Electromagnetic quasinormal modes of rotating black strings and the AdS/CFT correspondence

TL;DR

This paper studies the electromagnetic quasinormal modes of rotating black strings in AdS space and explores their dual CFT plasma behavior, revealing effects like Doppler shifts and thermalization time dilation.

Contribution

It provides a detailed analysis of electromagnetic perturbations of rotating black strings and their holographic duals, including both analytical and numerical results on quasinormal modes.

Findings

Rotation causes Doppler shifts in QNM frequencies.

Rotation affects thermalization times in the dual CFT.

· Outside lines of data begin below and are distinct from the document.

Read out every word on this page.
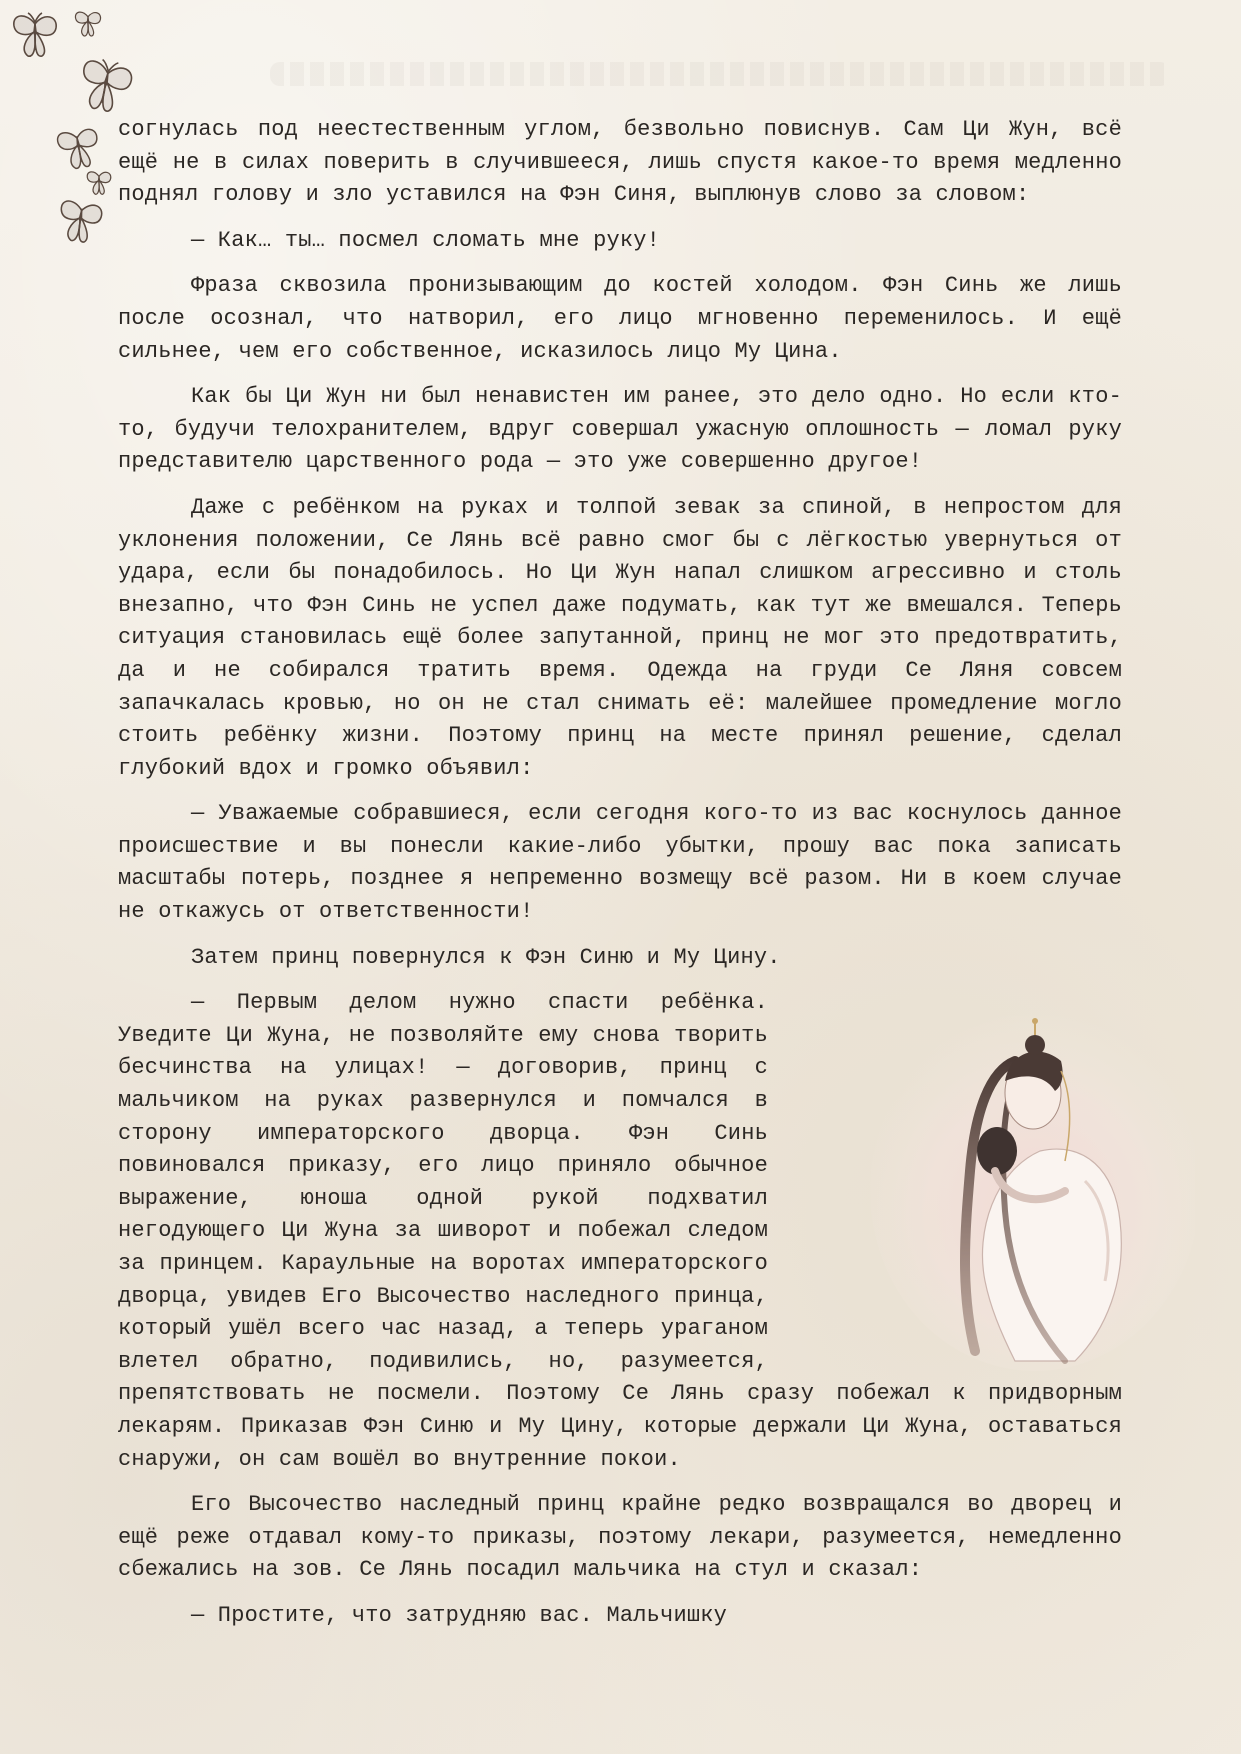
согнулась под неестественным углом, безвольно повиснув. Сам Ци Жун, всё ещё не в силах поверить в случившееся, лишь спустя какое-то время медленно поднял голову и зло уставился на Фэн Синя, выплюнув слово за словом:

— Как… ты… посмел сломать мне руку!

Фраза сквозила пронизывающим до костей холодом. Фэн Синь же лишь после осознал, что натворил, его лицо мгновенно переменилось. И ещё сильнее, чем его собственное, исказилось лицо Му Цина.

Как бы Ци Жун ни был ненавистен им ранее, это дело одно. Но если кто-то, будучи телохранителем, вдруг совершал ужасную оплошность — ломал руку представителю царственного рода — это уже совершенно другое!

Даже с ребёнком на руках и толпой зевак за спиной, в непростом для уклонения положении, Се Лянь всё равно смог бы с лёгкостью увернуться от удара, если бы понадобилось. Но Ци Жун напал слишком агрессивно и столь внезапно, что Фэн Синь не успел даже подумать, как тут же вмешался. Теперь ситуация становилась ещё более запутанной, принц не мог это предотвратить, да и не собирался тратить время. Одежда на груди Се Ляня совсем запачкалась кровью, но он не стал снимать её: малейшее промедление могло стоить ребёнку жизни. Поэтому принц на месте принял решение, сделал глубокий вдох и громко объявил:

— Уважаемые собравшиеся, если сегодня кого-то из вас коснулось данное происшествие и вы понесли какие-либо убытки, прошу вас пока записать масштабы потерь, позднее я непременно возмещу всё разом. Ни в коем случае не откажусь от ответственности!

Затем принц повернулся к Фэн Синю и Му Цину.

— Первым делом нужно спасти ребёнка. Уведите Ци Жуна, не позволяйте ему снова творить бесчинства на улицах! — договорив, принц с мальчиком на руках развернулся и помчался в сторону императорского дворца. Фэн Синь повиновался приказу, его лицо приняло обычное выражение, юноша одной рукой подхватил негодующего Ци Жуна за шиворот и побежал следом за принцем. Караульные на воротах императорского дворца, увидев Его Высочество наследного принца, который ушёл всего час назад, а теперь ураганом влетел обратно, подивились, но, разумеется, препятствовать не посмели. Поэтому Се Лянь сразу побежал к придворным лекарям. Приказав Фэн Синю и Му Цину, которые держали Ци Жуна, оставаться снаружи, он сам вошёл во внутренние покои.

Его Высочество наследный принц крайне редко возвращался во дворец и ещё реже отдавал кому-то приказы, поэтому лекари, разумеется, немедленно сбежались на зов. Се Лянь посадил мальчика на стул и сказал:

— Простите, что затрудняю вас. Мальчишку
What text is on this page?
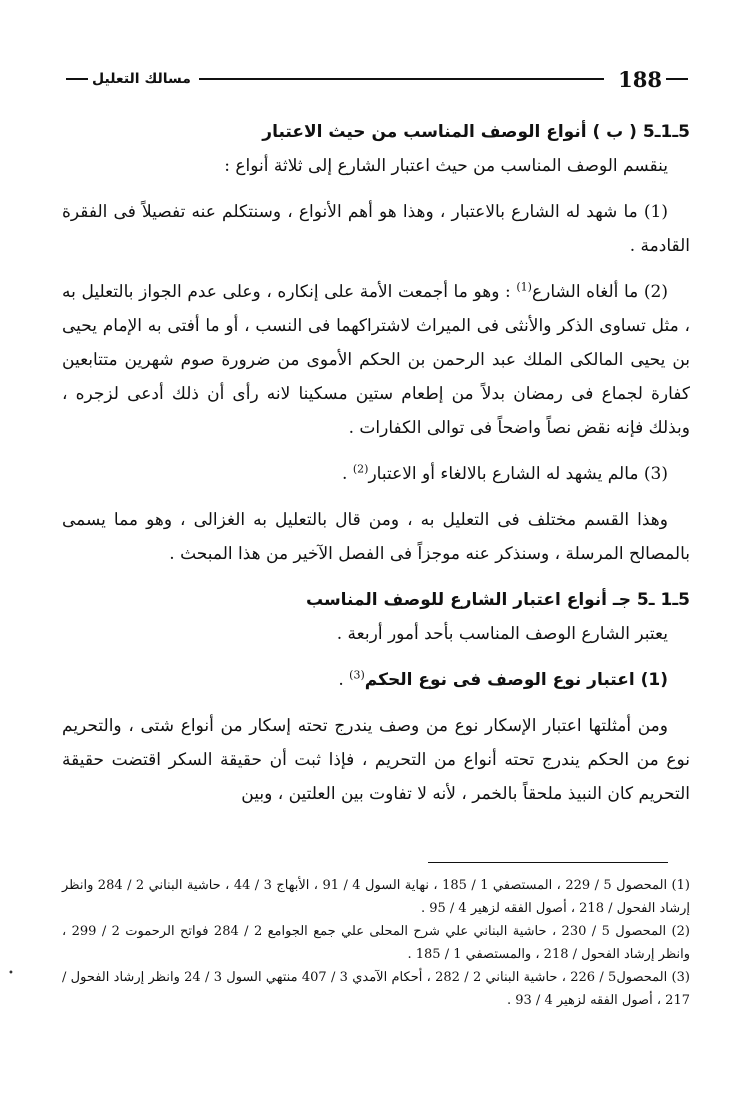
188
مسالك التعليل

5ـ1ـ5 ( ب ) أنواع الوصف المناسب من حيث الاعتبار

ينقسم الوصف المناسب من حيث اعتبار الشارع إلى ثلاثة أنواع :

(1) ما شهد له الشارع بالاعتبار ، وهذا هو أهم الأنواع ، وسنتكلم عنه تفصيلاً فى الفقرة القادمة .

(2) ما ألغاه الشارع$^{(1)}$ : وهو ما أجمعت الأمة على إنكاره ، وعلى عدم الجواز بالتعليل به ، مثل تساوى الذكر والأنثى فى الميراث لاشتراكهما فى النسب ، أو ما أفتى به الإمام يحيى بن يحيى المالكى الملك عبد الرحمن بن الحكم الأموى من ضرورة صوم شهرين متتابعين كفارة لجماع فى رمضان بدلاً من إطعام ستين مسكينا لانه رأى أن ذلك أدعى لزجره ، وبذلك فإنه نقض نصاً واضحاً فى توالى الكفارات .

(3) مالم يشهد له الشارع بالالغاء أو الاعتبار$^{(2)}$ .

وهذا القسم مختلف فى التعليل به ، ومن قال بالتعليل به الغزالى ، وهو مما يسمى بالمصالح المرسلة ، وسنذكر عنه موجزاً فى الفصل الآخير من هذا المبحث .

5ـ1 ـ5 جـ أنواع اعتبار الشارع للوصف المناسب

يعتبر الشارع الوصف المناسب بأحد أمور أربعة .

(1) اعتبار نوع الوصف فى نوع الحكم$^{(3)}$ .

ومن أمثلتها اعتبار الإسكار نوع من وصف يندرج تحته إسكار من أنواع شتى ، والتحريم نوع من الحكم يندرج تحته أنواع من التحريم ، فإذا ثبت أن حقيقة السكر اقتضت حقيقة التحريم كان النبيذ ملحقاً بالخمر ، لأنه لا تفاوت بين العلتين ، وبين

(1) المحصول 5 / 229 ، المستصفي 1 / 185 ، نهاية السول 4 / 91 ، الأبهاج 3 / 44 ، حاشية البناني 2 / 284 وانظر إرشاد الفحول / 218 ، أصول الفقه لزهير 4 / 95 .

(2) المحصول 5 / 230 ، حاشية البناني علي شرح المحلى علي جمع الجوامع 2 / 284 فواتح الرحموت 2 / 299 ، وانظر إرشاد الفحول / 218 ، والمستصفي 1 / 185 .

(3) المحصول5 / 226 ، حاشية البناني 2 / 282 ، أحكام الآمدي 3 / 407 منتهي السول 3 / 24 وانظر إرشاد الفحول / 217 ، أصول الفقه لزهير 4 / 93 .

•
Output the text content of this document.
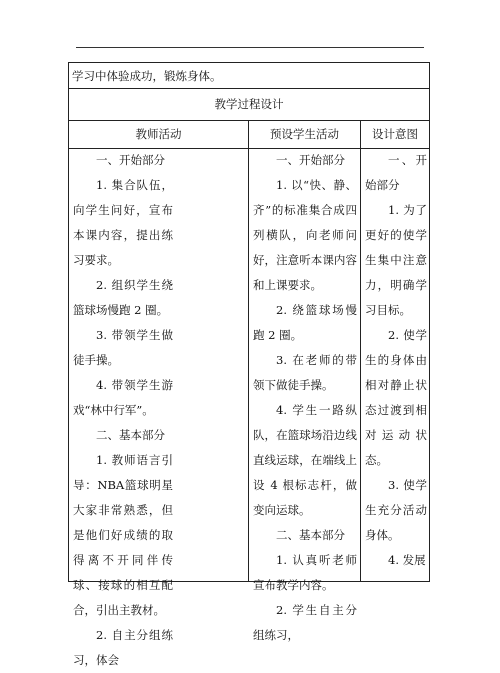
学习中体验成功，锻炼身体。
教学过程设计
教师活动	预设学生活动	设计意图

一、开始部分

1. 集合队伍，向学生问好，宣布本课内容，提出练习要求。

2. 组织学生绕篮球场慢跑 2 圈。

3. 带领学生做徒手操。

4. 带领学生游戏“林中行军”。

二、基本部分

1. 教师语言引导：NBA篮球明星大家非常熟悉，但是他们好成绩的取得离不开同伴传球、接球的相互配合，引出主教材。

2. 自主分组练习，体会

一、开始部分

1. 以“快、静、齐”的标准集合成四列横队，向老师问好，注意听本课内容和上课要求。

2. 绕篮球场慢跑 2 圈。

3. 在老师的带领下做徒手操。

4. 学生一路纵队，在篮球场沿边线直线运球，在端线上设 4 根标志杆，做变向运球。

二、基本部分

1. 认真听老师宣布教学内容。

2. 学生自主分组练习，

一、开始部分

1. 为了更好的使学生集中注意力，明确学习目标。

2. 使学生的身体由相对静止状态过渡到相对运动状态。

3. 使学生充分活动身体。

4. 发展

Hydrodynamic regime of QNM dispersion relations is analytically characterized.

Abstract

We investigate the quasinormal spectrum of electromagnetic perturbations of rotating black strings. Among the solutions of Einstein equations in the presence of a negative cosmological constant there are asymptotically anti-de Sitter (AdS) black holes whose horizons have the topology of a cylinder. The stationary version of these AdS black holes represents rotating black strings. The conformal field theory (CFT) dual of a black string lives in a Minkowski space with a compact dimension. On the basis of the AdS/CFT duality, we interpret a CFT plasma moving with respect to the preferred rest frame introduced by the topology as the holographic dual to a rotating black string. We explore the consequences of this correspondence by investigating the electromagnetic perturbations of a black string for different rotation parameter values. As usual the electromagnetic quasinormal modes (QNM) correspond to the poles of retarded Green's functions of $R$-symmetry currents in the boundary field theory. The hydrodynamic regime of the QNM dispersion relations are analytically studied. Finally, we investigate numerically the effect of rotation on all the family of black-string electromagnetic quasinormal modes. We interpret these results from the CFT perspective and notice the emergence of effects like Doppler shift of the frequencies and dilation of the thermalization times.